There’s a lot of amazing moments that give the film an extra kick. The part where they get to choose their own method of death in the cellar is really quite clever – each character is attracted to a certain item in a cellar stuffed full of various items, and whatever item gets fully triggered first will activate the monster that’ll attack them. In this case, they got the redneck zombie family. The main thing here is to pay attention to everything in the room and recognise all the famous horror monsters from various films. It was a lovely touch, if I weren’t so afraid.
One of the best parts of the movie is seeing how the Japanese counterparts of the operation have their own version of horror, and instead of the Americans and their stereotypes, a classroom full of kids is attacked instead. It’s a creepy moment at first, but the juxtaposition is just delicious.
If anything, the weakness in the movie is its strength – while it does stand on its own, it really expects you to know the genre as much as they do to really get the punch. The twinkle in their eye, the wink wink nudge nudge is a whole lot stronger if you’ve studied film, or the genre. Not to say that everybody else won’t get it – there’s a great horror movie in there that’s just wrapping for something else.

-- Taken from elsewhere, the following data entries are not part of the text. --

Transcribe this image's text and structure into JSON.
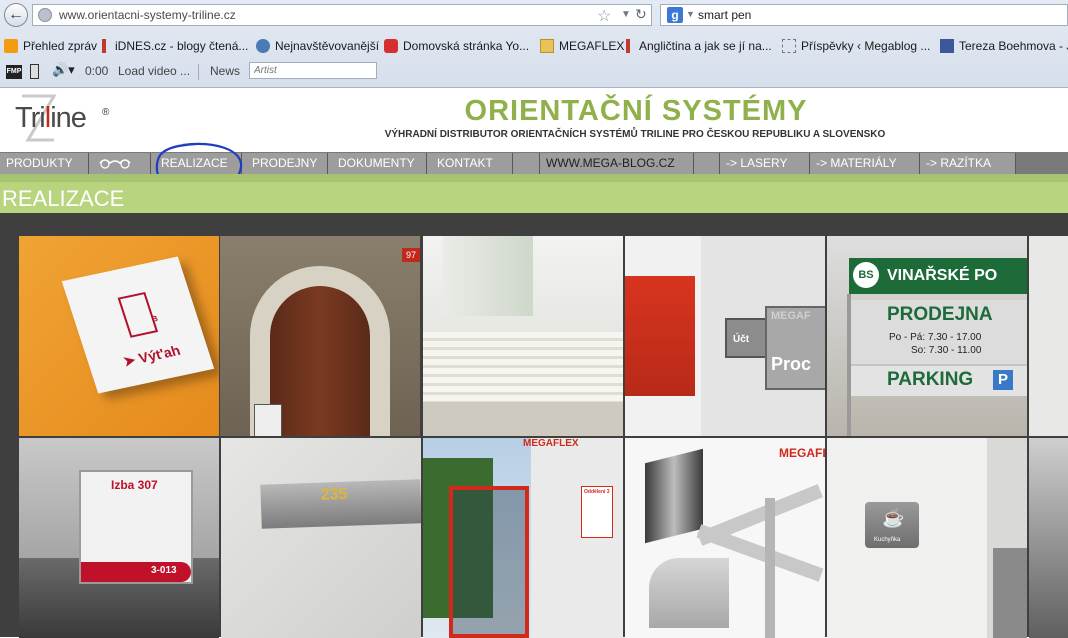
{
  "browser": {
    "url": "www.orientacni-systemy-triline.cz",
    "search_query": "smart pen",
    "search_engine_letter": "g",
    "bookmarks": [
      {
        "label": "Přehled zpráv",
        "icon": "rss-icon"
      },
      {
        "label": "iDNES.cz - blogy čtená...",
        "icon": "idnes-icon"
      },
      {
        "label": "Nejnavštěvovanější",
        "icon": "magnifier-icon"
      },
      {
        "label": "Domovská stránka Yo...",
        "icon": "youtube-icon"
      },
      {
        "label": "MEGAFLEX",
        "icon": "folder-icon"
      },
      {
        "label": "Angličtina a jak se jí na...",
        "icon": "idnes-icon"
      },
      {
        "label": "Příspěvky ‹ Megablog ...",
        "icon": "dashed-page-icon"
      },
      {
        "label": "Tereza Boehmova - Je...",
        "icon": "facebook-icon"
      }
    ],
    "toolbar": {
      "fmp_label": "FMP",
      "time": "0:00",
      "load_video": "Load video ...",
      "news": "News",
      "artist_placeholder": "Artist"
    }
  },
  "site": {
    "logo_text_start": "Tri",
    "logo_text_accent": "l",
    "logo_text_end": "ine",
    "logo_reg": "®",
    "title": "ORIENTAČNÍ SYSTÉMY",
    "subtitle": "VÝHRADNÍ DISTRIBUTOR ORIENTAČNÍCH SYSTÉMŮ TRILINE PRO ČESKOU REPUBLIKU A SLOVENSKO",
    "menu": [
      {
        "label": "PRODUKTY"
      },
      {
        "label": ""
      },
      {
        "label": "REALIZACE"
      },
      {
        "label": "PRODEJNY"
      },
      {
        "label": "DOKUMENTY"
      },
      {
        "label": "KONTAKT"
      },
      {
        "label": ""
      },
      {
        "label": "WWW.MEGA-BLOG.CZ"
      },
      {
        "label": ""
      },
      {
        "label": "-> LASERY"
      },
      {
        "label": "-> MATERIÁLY"
      },
      {
        "label": "-> RAZÍTKA"
      }
    ],
    "section_title": "REALIZACE",
    "gallery": {
      "tile1_text": "Výt'ah",
      "tile1_letter": "B",
      "tile3_number": "97",
      "tile5_brand": "VINAŘSKÉ PO",
      "tile5_logo": "BS",
      "tile5_shop": "PRODEJNA",
      "tile5_hours1": "Po - Pá: 7.30 - 17.00",
      "tile5_hours2": "So: 7.30 - 11.00",
      "tile5_parking": "PARKING",
      "tile5_parking_icon": "P",
      "tile4_sign1": "Proc",
      "tile4_sign2": "Účt",
      "tile4_sign3": "MEGAF",
      "tile6_room": "Izba 307",
      "tile6_code": "3-013",
      "tile7_number": "235",
      "tile8_brand": "MEGAFLEX",
      "tile8_sign": "Oddělení 3",
      "tile9_brand": "MEGAFLEX",
      "tile10_label": "Kuchyňka"
    }
  }
}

Now, if you think about it – Since both The Avengers and The Cabin In The Woods was written by Joss Whedon, if you haven’t ever had a taste of his work you’d now know by now what to expect in the first mega-movie of the summer. It’s going to be funny (wickedly funny at times), it’s going to be tense, it’s going to have wonderfully drawn up characters, it’s going to have tons of details that really enhance the movie (check out the title card for Cabin when it appears) and it’s going to be treat its genre respectfully and lovingly. Joss Whedon is obviously a huge geek, and now he has given horror geeks a reason to believe that there is still life in this stale, torture-porn-focused genre.